Train track in Peruvian jungle
What the trail looks like in *nice* weather

We parked our bike, locked our helmets nearby, and grabbed our two backpacks. It was nearing midnight and the rain had started to fall once again (I guess Lady Luck had once again switched sides). No surprise, we were the only ones around. It was eerily quiet as if the place had been abandoned years before.

The only soul we saw was a little furball that came trotting over to us. He was the size of a Jack Russell Terrier, though brown in color with longer fur. Once we located the well-trodden trail along the railroad tracks, he began to lead the way. It quickly became clear that he knew the area a lot better than us.

Beneath soaking rain jackets, we made our way along, Madalyne stopping before every railroad bridge to help Teddy (which we quickly named our four-legged companion) cross. Teddy trotted ahead of us, stopping and waiting for us to catch up before meandering on. We were about two-thirds the way along when out of nowhere we saw a super bright light appear in front of us.
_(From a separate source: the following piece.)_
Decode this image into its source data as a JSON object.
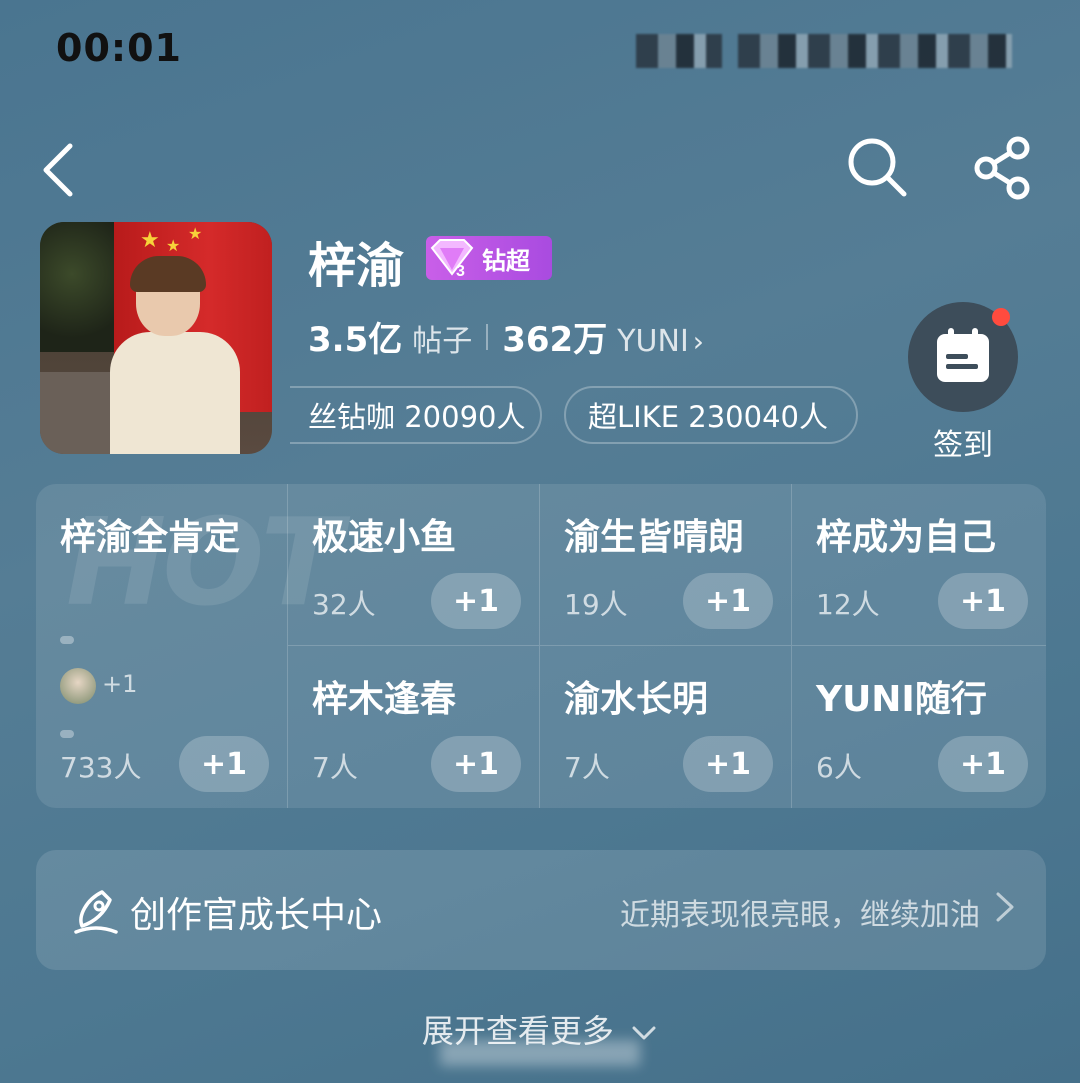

We stopped in our tracks and watched it, our tired minds moving at 3 miles per hour to try to figure out what it was.

Oh yes, we are on a train track - that must be a train.

We grabbed Teddy and ducked behind some bushes. Why? We don’t know. Maybe we just didn’t want to be questioned on the reason we were out in the middle of the night on a trail (it was about 1:30 AM by now).
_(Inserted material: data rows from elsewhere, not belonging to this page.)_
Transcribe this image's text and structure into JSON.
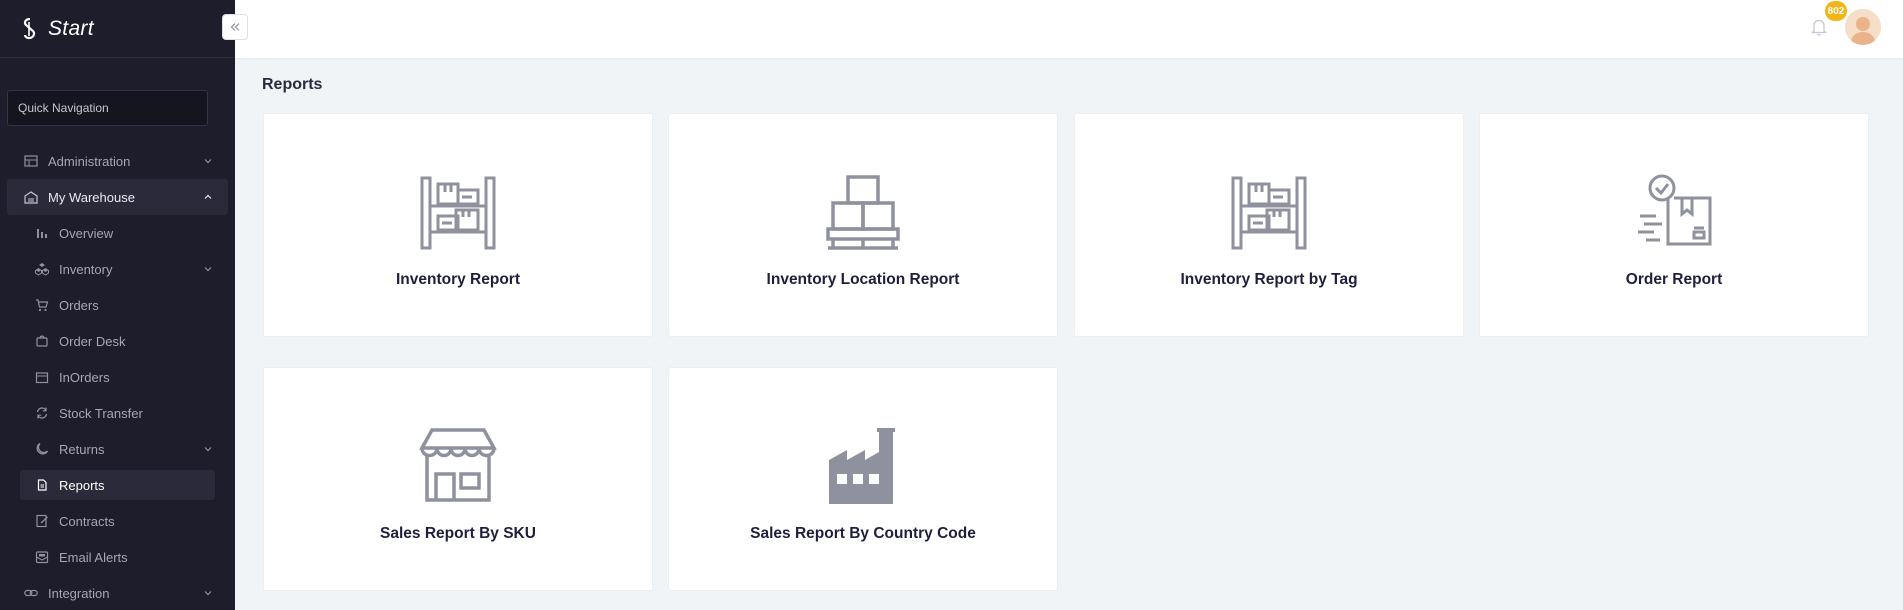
{
  "brand": {
    "title": "Start"
  },
  "quick_nav": {
    "placeholder": "Quick Navigation"
  },
  "nav": {
    "administration": "Administration",
    "my_warehouse": "My Warehouse",
    "overview": "Overview",
    "inventory": "Inventory",
    "orders": "Orders",
    "order_desk": "Order Desk",
    "inorders": "InOrders",
    "stock_transfer": "Stock Transfer",
    "returns": "Returns",
    "reports": "Reports",
    "contracts": "Contracts",
    "email_alerts": "Email Alerts",
    "integration": "Integration"
  },
  "header": {
    "notification_count": "802"
  },
  "page": {
    "title": "Reports"
  },
  "reports": {
    "inventory_report": "Inventory Report",
    "inventory_location_report": "Inventory Location Report",
    "inventory_report_by_tag": "Inventory Report by Tag",
    "order_report": "Order Report",
    "sales_report_by_sku": "Sales Report By SKU",
    "sales_report_by_country_code": "Sales Report By Country Code"
  },
  "colors": {
    "sidebar_bg": "#1d1d2b",
    "icon_gray": "#8f929e",
    "badge": "#f3b516",
    "page_bg": "#f1f4f7"
  }
}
The train slowly moved on, and so did we. Half an hour later we finally came along the outskirts of Aguas Calientes. First the train depot, where the wealthy tourists first get their sights on the town, which reminded us both strongly of a Pirates and the Caribbean location. Then the first couple guesthouses and small cafes.
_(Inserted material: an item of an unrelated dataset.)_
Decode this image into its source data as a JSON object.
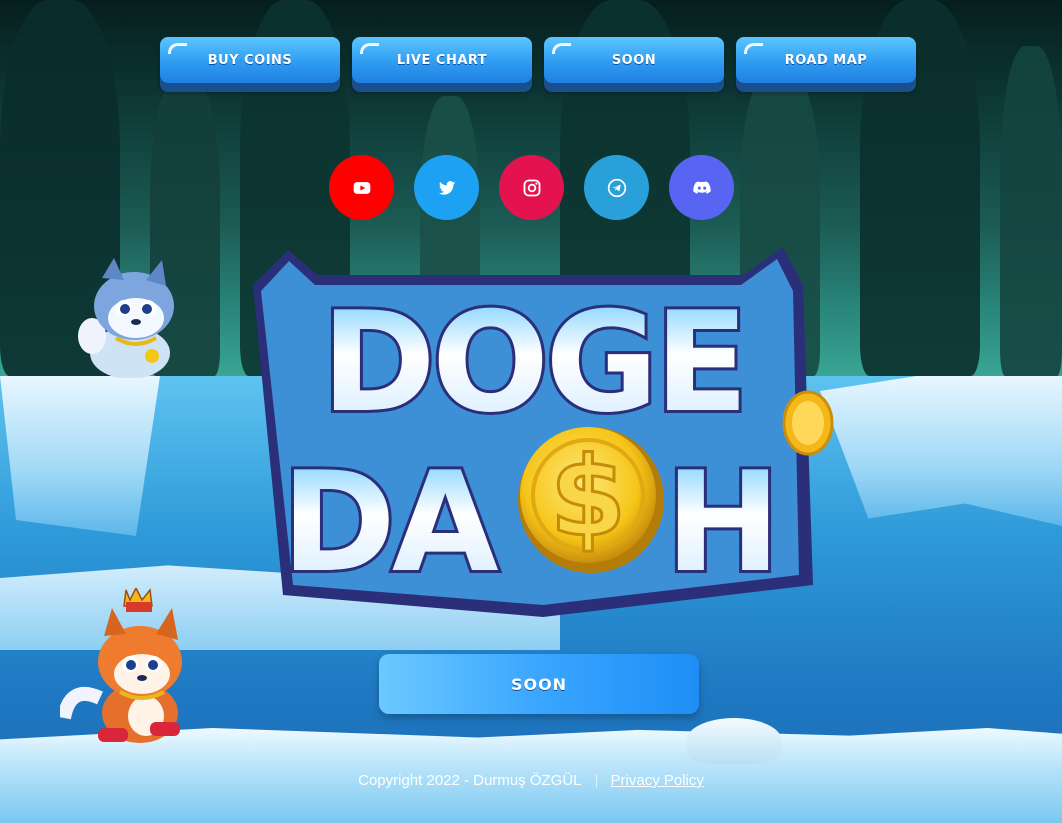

We didn’t have a reservation - that takes planning and that is something we just don’t do. So we stopped at the first one and knocked, thinking the chance of someone being up at 2 AM was highly unlikely but worth a shot anyway. We were right. No answer.

The same thing happened at the second and third guesthouse. By now we were planning on just sleeping outside, we would only have a couple of hours anyhow before we could head up to the ruins anyway (we had morning tickets for Machu Picchu, hence the crazy drive through the night). But then on our fourth try a sleepy older Peruvian woman opened up her warm building and gave us a single, simple room to rest our heads - if only for a bit.

Four hours later we were up and putting on our still wet clothes, grabbing two strong coffees and a couple of croissants (for waaaay too much money by the way) and loading onto one of the multiple buses that make the daily drive up the mountain and to the ruins. Once we got to the top we saw for ourselves the madness that is Machu Picchu. Think Disneyland crowds in one of the prettiest places in the world.

Machu Picchu in fog
The view everyone comes for.

We, along with a couple hundred other souls, shuffled slowly inside the gates. From there you either went your own way or followed your brightly colored and overly loud tour leader. We quickly huffed our way up to the start of the trail for Montana Machu Picchu. From there we started to ascend to maybe the best lookout of our lives: the ruins shrouded in clouds below, tall glowing green mountains surrounding us, with even taller, white-capped peaks peeking out behind them.

We were absolutely mesmerized and 100% glad we had made the long journey the day before. At that moment we knew that the cold, wet, tiring, and terrifying miles we had crossed the day before were completely and totally worth it.